Given that the question of whether any virus could give humans superpowers that defy the laws of physics is essentially unanswerable, Tregillis was naturally concerned with suspending disbelief a bit. focused on the origin of Wild Cards the 90:9:1 rule of the universe adopts the mindset of an in-universe theorist who wants to construct a coherent mathematical framework that can describe viral behavior. The ultimate goal, Tregillis and Martin wrote, was to “demonstrate the wide flexibility and utility of physics concepts by transforming this vague and seemingly intractable problem into a simple dynamical system, thereby putting a wealth of conceptual and mathematical tools at students’ disposal.” in their paper.
Among the problems the authors mention in the paper is the Jokers and Aces problem “with mutually exclusive numerical distributions that can be obtained up to a hundred-sided die.” “However, the canon is rich with characters who confound this classification: ‘Joker-Aces’ who display both physical mutation and superhuman ability.”
They also suggest the existence of “cryptos”: Jokers and Aces with mostly unobservable mutations, such as producing ultraviolet racing stripes in someone’s heart or “infusing an Iowa resident with the power of line-of-sight telepathic communication with narwhals. The first individual would be unaware of their Jokerism, the second would be Ace, but he never knew it.” (One could argue that hanging out with narwhals can make a person a Deuce.)
In the end, Tregillis and Martin suggested three main rules: (1) cryptocurrencies exist, but how many exist is “unknown and unknowable”; (2) observable card turns will be distributed according to the 90:9:1 rule; and (3) viral outcomes will be determined by a multivariate probability distribution.
The proposed model assumes two seemingly random variables: the severity of the transformation—that is, how much the virus changes the person, either in the severity of the Joker’s deformation or the potential of Ace’s superpower—and the mixing angle to resolve its existence.
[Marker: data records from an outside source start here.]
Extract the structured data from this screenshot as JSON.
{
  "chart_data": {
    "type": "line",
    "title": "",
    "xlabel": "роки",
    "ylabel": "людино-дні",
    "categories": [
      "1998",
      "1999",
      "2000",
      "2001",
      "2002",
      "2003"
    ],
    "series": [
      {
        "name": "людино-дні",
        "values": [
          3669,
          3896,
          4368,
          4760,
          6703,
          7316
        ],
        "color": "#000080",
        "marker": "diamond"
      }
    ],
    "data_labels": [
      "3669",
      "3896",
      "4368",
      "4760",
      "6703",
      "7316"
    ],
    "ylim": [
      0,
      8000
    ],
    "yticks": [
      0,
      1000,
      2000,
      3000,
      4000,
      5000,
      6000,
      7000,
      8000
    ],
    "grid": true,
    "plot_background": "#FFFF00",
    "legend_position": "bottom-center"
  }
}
Joker-Aces. “The card rotates so that it will be close enough to an axis subjectively are presented as Aces, otherwise they will present as Jokers or Joker-Aces,” the authors wrote.
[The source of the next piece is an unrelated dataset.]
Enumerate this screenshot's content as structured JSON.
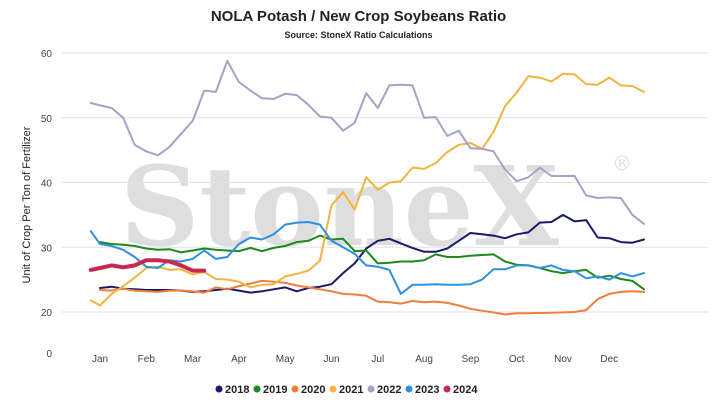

The resulting formula is one that takes into account the many different ways a given system can evolve (aka a Langrangian formula). “We have transformed the abstract problem of Wild Card viral outcomes into a simple, concrete dynamic system. The average time behavior of this system creates a statistical distribution of results. Tregillis said.
Tregillis admits that it may not be a good exercise for a beginning physics student, given that it involves several steps and involves many concepts that younger students may not fully grasp. Nor does it suggest adding it to the core curriculum. Instead, he recommends it for senior honors seminars to encourage students to explore an open research question.
This story appeared first Ars Technica.